Pros and Cons of Black Oxide Finish
Just like most other finishes, black oxide has properties that make it such a great finish in various applications. However, it could also be lacking in a few areas. Listed below are some of the pros and cons of the black oxide finish.
- The advantages of using the black oxide finish include:
- This finish is one of the cheapest surface finishes available in precision machining. Compared to other processes like electroplating, it is much more affordable.
- It only adds a minute extension to the part’s dimensions which is a huge plus. This makes black oxide a suitable finish for materials to be used in precision applications.
- The versatility of the finish also makes parts covered with it have applications in various industries.
- The after-finish provides lubricating properties, making the connection of the finished parts to mating parts easier.
- Finally, you can still paint the black oxide surface, giving you an even better aesthetic look.
Some disadvantages of using the black oxide coating process include:
- The continuous use of black oxide parts in hot locations could lead to the finish wearing off easily and causing rust.
- Compared to other finishes, the black oxide finish is a weak type of finish.
Choosing Black Oxide Finish for Your Precision Machined Parts
Using surface finishes on precision machined parts is a vital way of enhancing the quality of these parts. One of the various choices available in the black oxide finish, this finish is popular for its affordable cost of application and wide versatility of applications. While the finish is excellent for machined parts, getting it done right depends on expertise in the machining field.

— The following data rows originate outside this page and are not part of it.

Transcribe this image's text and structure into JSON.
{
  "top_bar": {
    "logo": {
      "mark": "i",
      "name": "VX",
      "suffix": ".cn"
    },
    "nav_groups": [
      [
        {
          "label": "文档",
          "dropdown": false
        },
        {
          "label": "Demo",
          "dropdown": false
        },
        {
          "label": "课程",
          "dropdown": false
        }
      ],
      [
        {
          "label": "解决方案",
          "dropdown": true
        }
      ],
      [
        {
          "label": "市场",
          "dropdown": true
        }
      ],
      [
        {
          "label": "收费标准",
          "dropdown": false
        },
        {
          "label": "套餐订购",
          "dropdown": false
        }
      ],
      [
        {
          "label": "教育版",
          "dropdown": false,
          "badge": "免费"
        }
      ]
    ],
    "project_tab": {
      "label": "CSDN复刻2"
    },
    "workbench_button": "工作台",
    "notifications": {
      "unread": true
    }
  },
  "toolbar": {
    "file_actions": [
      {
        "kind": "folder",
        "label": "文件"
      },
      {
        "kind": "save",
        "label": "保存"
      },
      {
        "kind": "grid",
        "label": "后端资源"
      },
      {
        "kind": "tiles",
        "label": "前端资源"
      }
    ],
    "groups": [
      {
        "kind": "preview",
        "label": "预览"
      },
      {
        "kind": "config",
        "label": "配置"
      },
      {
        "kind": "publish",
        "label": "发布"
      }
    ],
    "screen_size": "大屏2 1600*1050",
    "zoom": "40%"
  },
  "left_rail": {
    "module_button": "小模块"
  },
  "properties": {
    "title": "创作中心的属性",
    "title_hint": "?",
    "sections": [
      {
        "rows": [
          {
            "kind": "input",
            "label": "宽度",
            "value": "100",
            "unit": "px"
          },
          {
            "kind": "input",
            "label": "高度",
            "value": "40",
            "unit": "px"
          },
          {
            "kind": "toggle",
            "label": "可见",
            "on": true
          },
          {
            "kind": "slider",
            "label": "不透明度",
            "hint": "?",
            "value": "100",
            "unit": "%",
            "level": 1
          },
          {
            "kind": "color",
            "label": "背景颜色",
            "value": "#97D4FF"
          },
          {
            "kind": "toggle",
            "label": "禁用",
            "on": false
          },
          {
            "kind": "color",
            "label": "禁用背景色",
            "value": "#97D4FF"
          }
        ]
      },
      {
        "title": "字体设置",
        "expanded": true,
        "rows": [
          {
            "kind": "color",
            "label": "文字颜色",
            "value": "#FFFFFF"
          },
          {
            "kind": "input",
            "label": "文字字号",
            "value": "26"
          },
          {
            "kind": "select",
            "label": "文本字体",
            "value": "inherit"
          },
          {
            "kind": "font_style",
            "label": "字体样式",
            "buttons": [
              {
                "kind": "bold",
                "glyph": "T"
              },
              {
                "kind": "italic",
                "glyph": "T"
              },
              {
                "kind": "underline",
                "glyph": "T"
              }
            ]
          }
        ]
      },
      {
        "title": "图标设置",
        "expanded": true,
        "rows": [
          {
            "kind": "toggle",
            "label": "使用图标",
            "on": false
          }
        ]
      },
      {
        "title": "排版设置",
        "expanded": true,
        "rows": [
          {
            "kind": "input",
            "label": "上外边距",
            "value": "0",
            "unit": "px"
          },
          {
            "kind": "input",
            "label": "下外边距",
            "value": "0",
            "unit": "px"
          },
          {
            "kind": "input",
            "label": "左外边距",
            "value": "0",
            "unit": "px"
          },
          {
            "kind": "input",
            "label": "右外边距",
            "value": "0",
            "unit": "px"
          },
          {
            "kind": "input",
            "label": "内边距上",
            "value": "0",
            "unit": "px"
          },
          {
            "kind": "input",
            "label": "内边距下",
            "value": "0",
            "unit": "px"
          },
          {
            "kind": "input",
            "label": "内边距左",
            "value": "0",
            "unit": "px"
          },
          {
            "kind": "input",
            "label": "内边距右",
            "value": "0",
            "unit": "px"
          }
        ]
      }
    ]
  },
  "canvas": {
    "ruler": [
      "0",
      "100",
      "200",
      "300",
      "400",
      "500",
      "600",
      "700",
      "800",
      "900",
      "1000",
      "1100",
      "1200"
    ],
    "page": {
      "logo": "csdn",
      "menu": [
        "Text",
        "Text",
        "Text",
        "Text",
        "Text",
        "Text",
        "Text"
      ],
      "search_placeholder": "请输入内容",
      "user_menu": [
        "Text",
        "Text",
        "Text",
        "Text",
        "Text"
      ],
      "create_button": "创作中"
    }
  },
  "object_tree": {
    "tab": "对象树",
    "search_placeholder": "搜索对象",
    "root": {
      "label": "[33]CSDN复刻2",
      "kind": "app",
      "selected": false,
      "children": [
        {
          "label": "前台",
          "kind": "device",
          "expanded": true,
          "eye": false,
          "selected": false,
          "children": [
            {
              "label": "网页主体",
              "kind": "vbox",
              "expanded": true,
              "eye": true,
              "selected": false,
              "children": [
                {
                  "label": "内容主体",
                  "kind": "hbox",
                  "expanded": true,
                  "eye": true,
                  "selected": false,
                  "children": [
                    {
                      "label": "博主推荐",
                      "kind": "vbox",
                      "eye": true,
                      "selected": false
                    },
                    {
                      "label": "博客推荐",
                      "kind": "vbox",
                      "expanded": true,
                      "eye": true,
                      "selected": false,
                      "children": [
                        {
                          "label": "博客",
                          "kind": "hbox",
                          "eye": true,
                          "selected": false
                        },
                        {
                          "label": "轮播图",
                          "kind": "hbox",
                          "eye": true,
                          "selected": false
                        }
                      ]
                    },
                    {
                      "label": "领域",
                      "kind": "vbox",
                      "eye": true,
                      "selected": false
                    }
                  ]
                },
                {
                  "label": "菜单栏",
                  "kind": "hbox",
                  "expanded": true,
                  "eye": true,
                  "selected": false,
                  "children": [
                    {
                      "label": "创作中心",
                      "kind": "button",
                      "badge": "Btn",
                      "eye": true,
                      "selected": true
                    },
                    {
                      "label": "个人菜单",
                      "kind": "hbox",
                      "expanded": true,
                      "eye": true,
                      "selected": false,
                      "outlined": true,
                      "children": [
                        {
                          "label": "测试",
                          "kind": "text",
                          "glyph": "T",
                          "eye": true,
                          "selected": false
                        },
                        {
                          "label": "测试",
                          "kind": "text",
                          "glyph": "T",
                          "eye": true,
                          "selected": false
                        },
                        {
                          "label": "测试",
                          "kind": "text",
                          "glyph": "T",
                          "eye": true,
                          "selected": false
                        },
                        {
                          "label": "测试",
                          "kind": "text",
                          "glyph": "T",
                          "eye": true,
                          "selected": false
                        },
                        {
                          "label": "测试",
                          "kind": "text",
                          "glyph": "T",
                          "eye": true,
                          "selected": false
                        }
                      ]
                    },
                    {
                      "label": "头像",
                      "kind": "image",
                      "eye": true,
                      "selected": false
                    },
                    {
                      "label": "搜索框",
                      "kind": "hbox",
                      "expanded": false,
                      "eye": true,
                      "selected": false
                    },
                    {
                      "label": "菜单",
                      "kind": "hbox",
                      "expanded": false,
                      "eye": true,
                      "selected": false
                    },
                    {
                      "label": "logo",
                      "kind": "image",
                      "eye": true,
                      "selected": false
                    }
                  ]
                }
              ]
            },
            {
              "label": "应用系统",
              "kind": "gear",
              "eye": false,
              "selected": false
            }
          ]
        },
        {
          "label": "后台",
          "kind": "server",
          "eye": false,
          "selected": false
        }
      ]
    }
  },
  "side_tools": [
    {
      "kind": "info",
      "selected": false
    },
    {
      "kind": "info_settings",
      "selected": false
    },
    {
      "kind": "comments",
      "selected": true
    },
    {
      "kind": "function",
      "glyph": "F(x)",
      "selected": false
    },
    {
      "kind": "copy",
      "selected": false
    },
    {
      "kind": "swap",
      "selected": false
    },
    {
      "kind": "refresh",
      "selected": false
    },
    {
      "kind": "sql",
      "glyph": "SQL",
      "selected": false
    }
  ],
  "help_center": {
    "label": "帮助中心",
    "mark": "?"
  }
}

At WayKen, we have the expertise required for different types of surface finishing processes, including anodizing, plating, polishing, painting, sanding, etc. Apart from surface finishing, we could handle your precision machining processes right from scratch to the end. We have experts in various types of rapid prototyping services ranging from CNC machining to 3D printing.
You can reach out to us to get a quote, and we’ll respond within the next 12 business hours.
Which type of black oxide coating is the best?
The hot temperature black oxide coating is the best. It gives the best finish, although it causes the release of caustic fumes during the procedure.
Is black oxide harmful?
Yes, the hot black oxide coating process could be dangerous due to the high temperature used and the caustic fumes released.
What materials are commonly used for black oxide treatment?
Examples of materials commonly used in the black oxide treatment include the caustic soda and nitrate baths, the acid bath, the alkaline rinsing solution, and the after-finish.
Does black oxide increase the dimension of parts?
Yes, it does, but it is by an extremely minimal proportion. The range of increase is usually between 5 – 10 millionths of an inch.